Алексей Константинович Толстой, наверное, прав Леонид Зорин, одна из самых гармоничных и обаятельных личностей в истории русской литературы. И для меня до сих пор было парадоксом, почему этот феноменально и, главное, разносторонне при этом одаренный человек всегда воспринимался как-то в тени классиков первого ряда, хотя вот для меня, безусловно, он одним из них и был.
Конечно, когда ты пишешь одновременно со Львом Толстым, да и вдобавок жену твою тоже зовут Софья Андреевна, очень трудно быть первым Толстым, всегда ты оказываешься вторым. Конечно, Толстой одним своим существованием отодвинул большинство современников на второй план именно этим диктуется общая к нему скрытая недоброжелательность, за ничтожными исключениями.
Но Алексей Константинович, как мне кажется, по глубине своих историософских воззрений Толстому Льву не уступает никак. А главное — они не конкуренты, потому что Алексей Константинович прежде всего поэт. Как романист он оставил всего один роман, исторический правда, надо сказать. Здесь он тоже не конкурент Толстому, поскольку это выдержано в жанре тогда ещё не существовавшем — в жанре фэнтези.
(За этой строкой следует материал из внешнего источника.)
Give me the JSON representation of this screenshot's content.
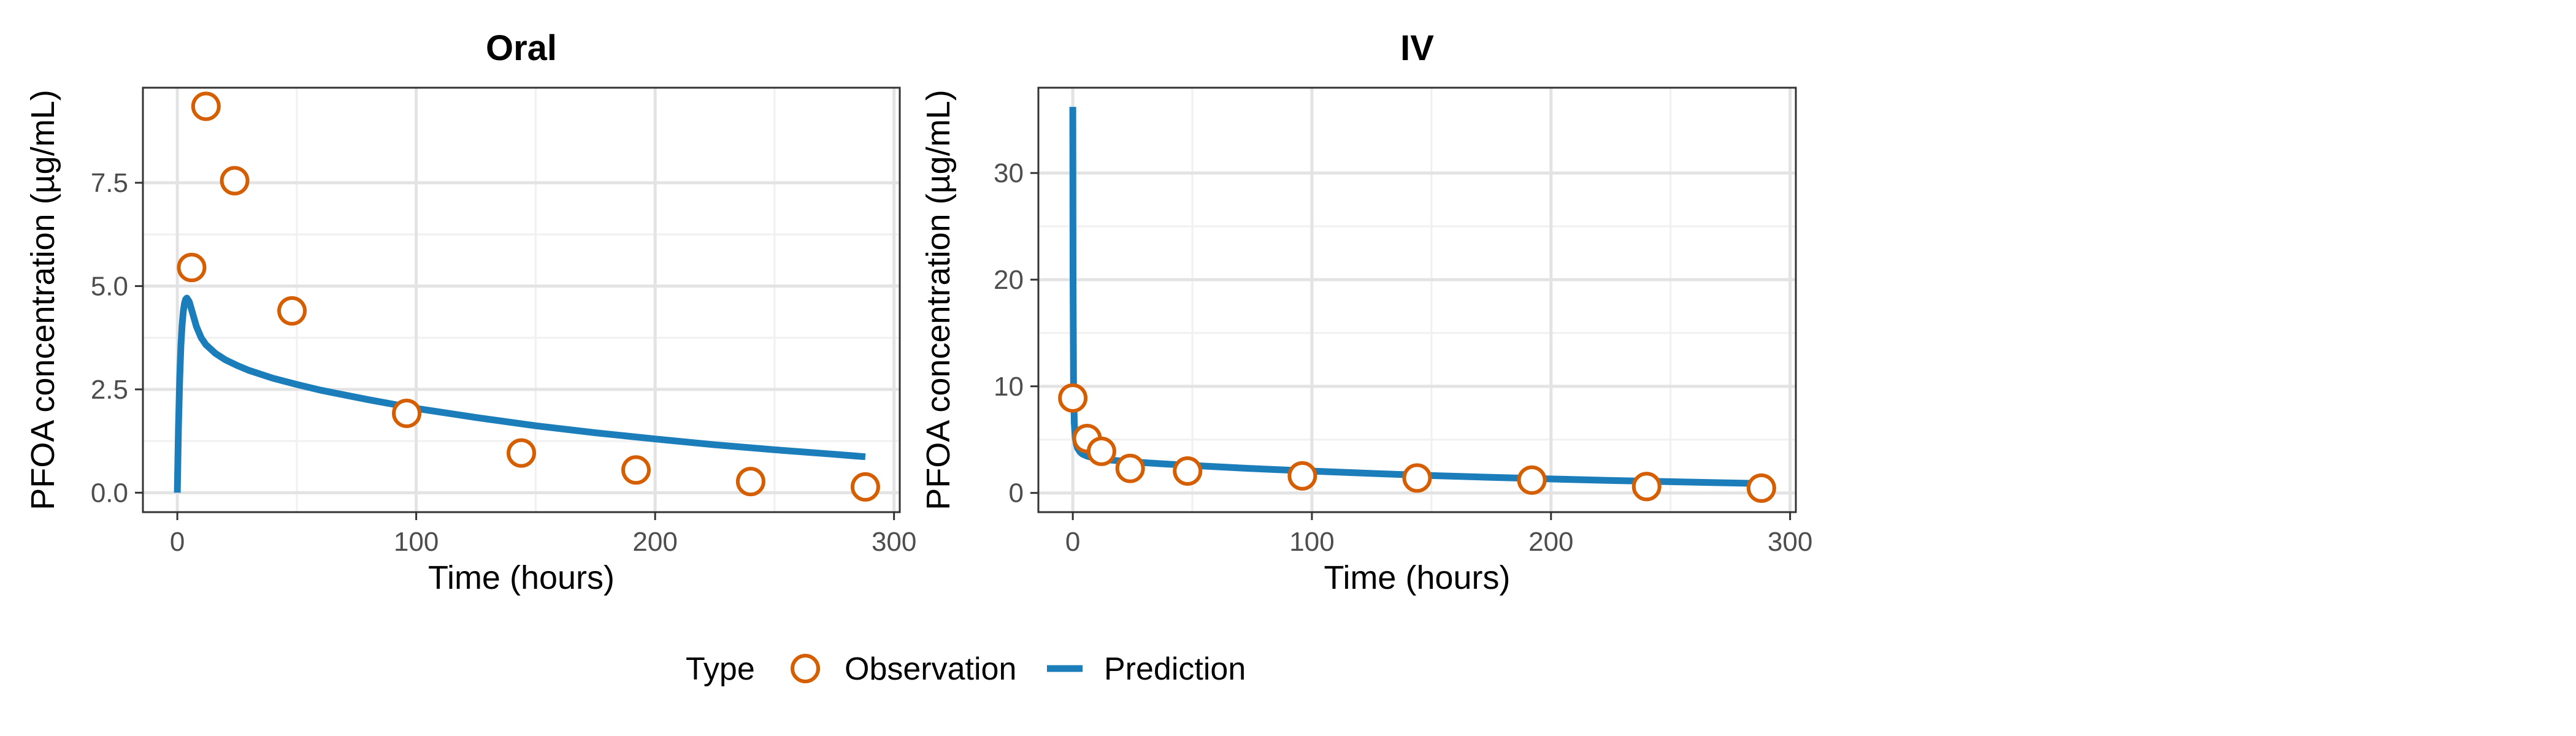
{
  "colors": {
    "observation": "#D55E00",
    "prediction": "#1B7EBB"
  },
  "legend": {
    "title": "Type",
    "items": [
      {
        "label": "Observation",
        "kind": "point"
      },
      {
        "label": "Prediction",
        "kind": "line"
      }
    ]
  },
  "chart_data": [
    {
      "type": "scatter",
      "title": "Oral",
      "xlabel": "Time (hours)",
      "ylabel": "PFOA concentration (µg/mL)",
      "xlim": [
        -14.4,
        302.4
      ],
      "ylim": [
        -0.47,
        9.8
      ],
      "x_ticks": [
        0,
        100,
        200,
        300
      ],
      "x_tick_labels": [
        "0",
        "100",
        "200",
        "300"
      ],
      "y_ticks": [
        0,
        2.5,
        5,
        7.5
      ],
      "y_tick_labels": [
        "0.0",
        "2.5",
        "5.0",
        "7.5"
      ],
      "grid": true,
      "legend_position": "bottom",
      "series": [
        {
          "name": "Observation",
          "type": "scatter",
          "x": [
            6,
            12,
            24,
            48,
            96,
            144,
            192,
            240,
            288
          ],
          "y": [
            5.45,
            9.35,
            7.55,
            4.4,
            1.92,
            0.96,
            0.55,
            0.27,
            0.14
          ]
        },
        {
          "name": "Prediction",
          "type": "line",
          "x": [
            0,
            0.5,
            1,
            1.5,
            2,
            2.5,
            3,
            3.5,
            4,
            5,
            6,
            8,
            10,
            12,
            16,
            20,
            25,
            30,
            40,
            50,
            60,
            80,
            100,
            125,
            150,
            175,
            200,
            225,
            250,
            275,
            288
          ],
          "y": [
            0,
            1.6,
            2.75,
            3.55,
            4.05,
            4.38,
            4.58,
            4.68,
            4.71,
            4.62,
            4.42,
            4.02,
            3.75,
            3.58,
            3.37,
            3.22,
            3.08,
            2.96,
            2.77,
            2.62,
            2.48,
            2.25,
            2.04,
            1.82,
            1.62,
            1.45,
            1.3,
            1.16,
            1.04,
            0.93,
            0.87
          ]
        }
      ]
    },
    {
      "type": "scatter",
      "title": "IV",
      "xlabel": "Time (hours)",
      "ylabel": "PFOA concentration (µg/mL)",
      "xlim": [
        -14.4,
        302.4
      ],
      "ylim": [
        -1.8,
        38
      ],
      "x_ticks": [
        0,
        100,
        200,
        300
      ],
      "x_tick_labels": [
        "0",
        "100",
        "200",
        "300"
      ],
      "y_ticks": [
        0,
        10,
        20,
        30
      ],
      "y_tick_labels": [
        "0",
        "10",
        "20",
        "30"
      ],
      "grid": true,
      "legend_position": "bottom",
      "series": [
        {
          "name": "Observation",
          "type": "scatter",
          "x": [
            0,
            6,
            12,
            24,
            48,
            96,
            144,
            192,
            240,
            288
          ],
          "y": [
            8.9,
            5.1,
            3.9,
            2.3,
            2.05,
            1.6,
            1.4,
            1.2,
            0.6,
            0.45
          ]
        },
        {
          "name": "Prediction",
          "type": "line",
          "x": [
            0,
            0.1,
            0.3,
            0.6,
            1,
            1.5,
            2,
            3,
            4,
            6,
            8,
            12,
            16,
            24,
            36,
            48,
            72,
            96,
            125,
            150,
            175,
            200,
            225,
            250,
            275,
            288
          ],
          "y": [
            36.2,
            20.5,
            10.5,
            6.6,
            5.2,
            4.55,
            4.2,
            3.85,
            3.65,
            3.45,
            3.33,
            3.18,
            3.08,
            2.92,
            2.75,
            2.6,
            2.32,
            2.08,
            1.83,
            1.63,
            1.46,
            1.31,
            1.17,
            1.05,
            0.94,
            0.88
          ]
        }
      ]
    }
  ]
}
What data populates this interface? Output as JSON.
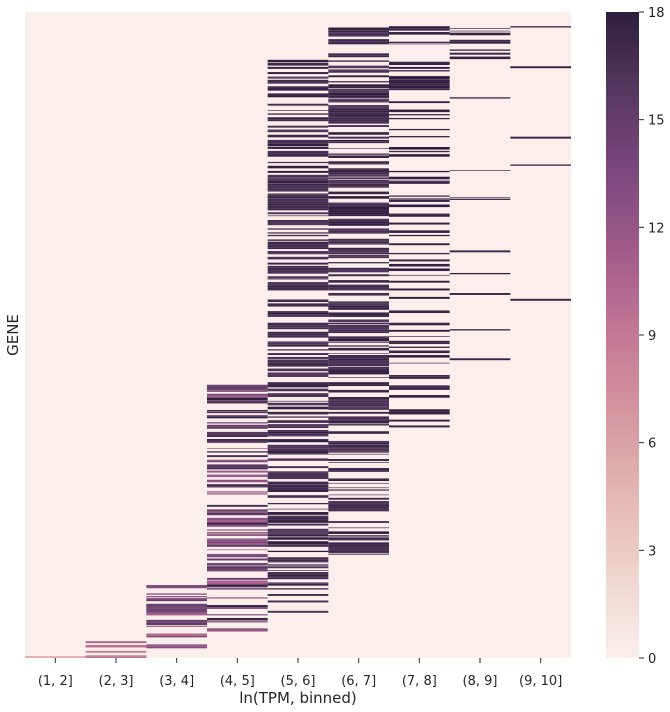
{
  "chart_data": {
    "type": "heatmap",
    "title": "",
    "xlabel": "ln(TPM, binned)",
    "ylabel": "GENE",
    "x_categories": [
      "(1, 2]",
      "(2, 3]",
      "(3, 4]",
      "(4, 5]",
      "(5, 6]",
      "(6, 7]",
      "(7, 8]",
      "(8, 9]",
      "(9, 10]"
    ],
    "n_rows": 1000,
    "row_order": "sorted by expression bin, highest bin at top",
    "background_value": 0,
    "colorbar": {
      "range": [
        0,
        18
      ],
      "ticks": [
        "0",
        "3",
        "6",
        "9",
        "12",
        "15",
        "18"
      ],
      "colors": [
        "#faefeb",
        "#efd5cf",
        "#e4b7b4",
        "#d697a0",
        "#c47894",
        "#a35c8b",
        "#7d487d",
        "#573860",
        "#2d1e3e"
      ]
    },
    "columns": [
      {
        "bin": "(1, 2]",
        "active_from": 0.997,
        "active_to": 1.0,
        "density": 0.9,
        "value_range": [
          3,
          6
        ],
        "note": "single faint row at bottom"
      },
      {
        "bin": "(2, 3]",
        "active_from": 0.97,
        "active_to": 1.0,
        "density": 0.6,
        "value_range": [
          6,
          11
        ],
        "note": "short band near bottom"
      },
      {
        "bin": "(3, 4]",
        "active_from": 0.885,
        "active_to": 0.985,
        "density": 0.55,
        "value_range": [
          10,
          16
        ]
      },
      {
        "bin": "(4, 5]",
        "active_from": 0.57,
        "active_to": 0.96,
        "density": 0.5,
        "value_range": [
          11,
          18
        ],
        "note": "denser in lower part"
      },
      {
        "bin": "(5, 6]",
        "active_from": 0.07,
        "active_to": 0.93,
        "density": 0.6,
        "value_range": [
          16,
          18
        ],
        "note": "densest between 0.25 and 0.70"
      },
      {
        "bin": "(6, 7]",
        "active_from": 0.02,
        "active_to": 0.84,
        "density": 0.55,
        "value_range": [
          16,
          18
        ],
        "note": "densest between 0.02 and 0.45"
      },
      {
        "bin": "(7, 8]",
        "active_from": 0.01,
        "active_to": 0.65,
        "density": 0.35,
        "value_range": [
          17,
          18
        ],
        "note": "dense block near top"
      },
      {
        "bin": "(8, 9]",
        "active_from": 0.0,
        "active_to": 0.56,
        "density": 0.1,
        "value_range": [
          17,
          18
        ],
        "note": "sparse rows"
      },
      {
        "bin": "(9, 10]",
        "active_from": 0.0,
        "active_to": 0.49,
        "density": 0.04,
        "value_range": [
          17,
          18
        ],
        "note": "very sparse rows"
      }
    ]
  }
}
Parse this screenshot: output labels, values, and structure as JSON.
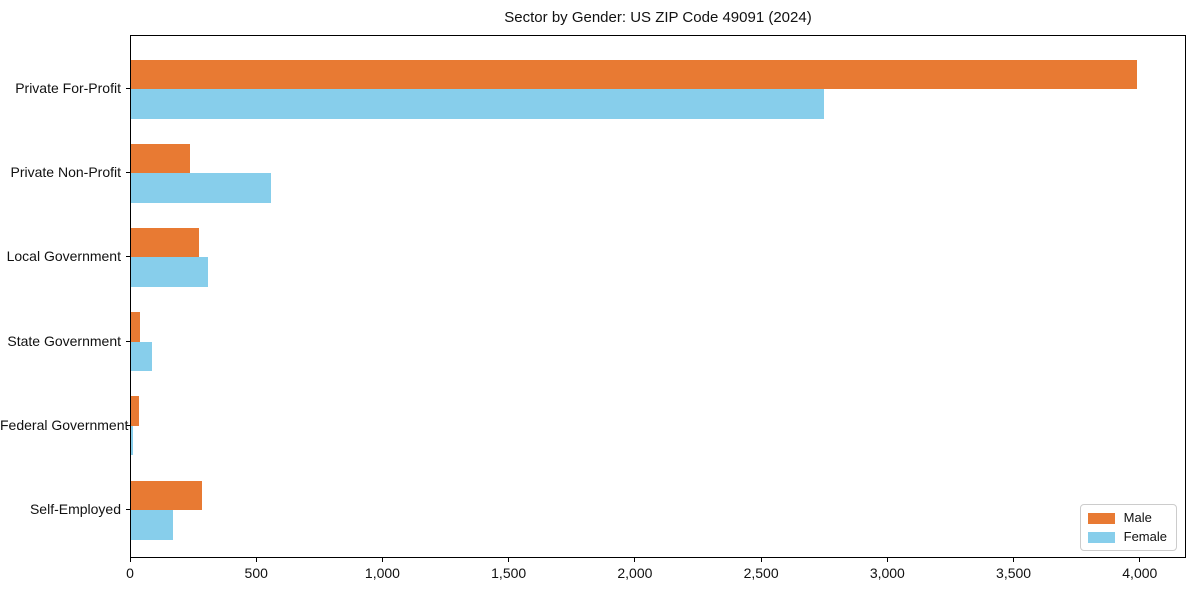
{
  "title": "Sector by Gender: US ZIP Code 49091 (2024)",
  "colors": {
    "male": "#e87a33",
    "female": "#87ceeb",
    "spine": "#000000",
    "legend_border": "#cccccc",
    "background": "#ffffff"
  },
  "chart_data": {
    "type": "bar",
    "orientation": "horizontal",
    "title": "Sector by Gender: US ZIP Code 49091 (2024)",
    "xlabel": "",
    "ylabel": "",
    "categories": [
      "Private For-Profit",
      "Private Non-Profit",
      "Local Government",
      "State Government",
      "Federal Government",
      "Self-Employed"
    ],
    "series": [
      {
        "name": "Male",
        "color": "#e87a33",
        "values": [
          3985,
          234,
          269,
          36,
          32,
          281
        ]
      },
      {
        "name": "Female",
        "color": "#87ceeb",
        "values": [
          2745,
          554,
          305,
          83,
          6,
          166
        ]
      }
    ],
    "xlim": [
      0,
      4183
    ],
    "x_ticks": [
      0,
      500,
      1000,
      1500,
      2000,
      2500,
      3000,
      3500,
      4000
    ],
    "x_tick_labels": [
      "0",
      "500",
      "1,000",
      "1,500",
      "2,000",
      "2,500",
      "3,000",
      "3,500",
      "4,000"
    ],
    "grid": false,
    "legend_position": "lower right"
  }
}
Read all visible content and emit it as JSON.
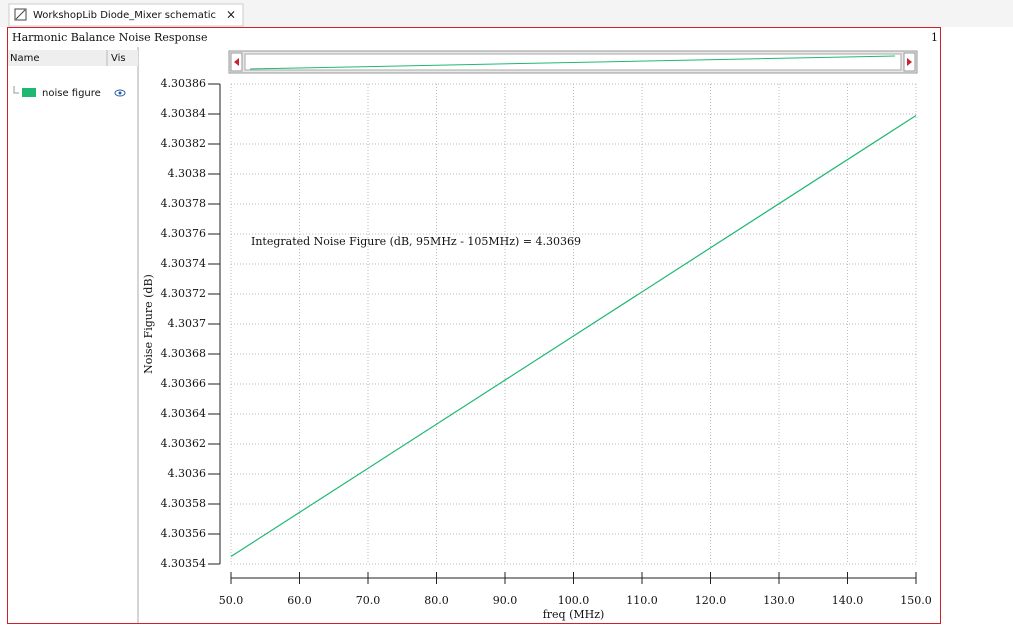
{
  "tab_title": "WorkshopLib Diode_Mixer schematic",
  "panel": {
    "title": "Harmonic Balance Noise Response",
    "page_number": "1",
    "legend_headers": [
      "Name",
      "Vis"
    ]
  },
  "chart_data": {
    "type": "line",
    "x_label": "freq (MHz)",
    "y_label": "Noise Figure (dB)",
    "annotation": "Integrated Noise Figure (dB, 95MHz - 105MHz) = 4.30369",
    "x": [
      50,
      150
    ],
    "series": [
      {
        "name": "noise figure",
        "color": "#1fb872",
        "values": [
          4.303545,
          4.303839
        ]
      }
    ],
    "xlim": [
      50,
      150
    ],
    "xticks": [
      {
        "value": 50,
        "label": "50.0"
      },
      {
        "value": 60,
        "label": "60.0"
      },
      {
        "value": 70,
        "label": "70.0"
      },
      {
        "value": 80,
        "label": "80.0"
      },
      {
        "value": 90,
        "label": "90.0"
      },
      {
        "value": 100,
        "label": "100.0"
      },
      {
        "value": 110,
        "label": "110.0"
      },
      {
        "value": 120,
        "label": "120.0"
      },
      {
        "value": 130,
        "label": "130.0"
      },
      {
        "value": 140,
        "label": "140.0"
      },
      {
        "value": 150,
        "label": "150.0"
      }
    ],
    "ylim": [
      4.30354,
      4.30386
    ],
    "yticks": [
      4.30354,
      4.30356,
      4.30358,
      4.3036,
      4.30362,
      4.30364,
      4.30366,
      4.30368,
      4.3037,
      4.30372,
      4.30374,
      4.30376,
      4.30378,
      4.3038,
      4.30382,
      4.30384,
      4.30386
    ],
    "grid": true
  }
}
И может быть, Алексей Константинович был пророчески прав в том, что о русской истории можно писать только фантастические романы, поскольку эти романы действительно отличаются чрезвычайно глубоким проникновением в самую суть психологии и Ивана Грозного, и Малюты Скуратова, и народа, который далеко не склонен к пассивному терпению, а в те времена ещё пытается кое-как влиять на свою судьбу. Во всяком случае, образы благородных разбойников — как ни крути, наиболее активной части народа, наиболее пассионарной — я думаю, они принадлежат, конечно, к самым бесспорным художественным удачам этой книги.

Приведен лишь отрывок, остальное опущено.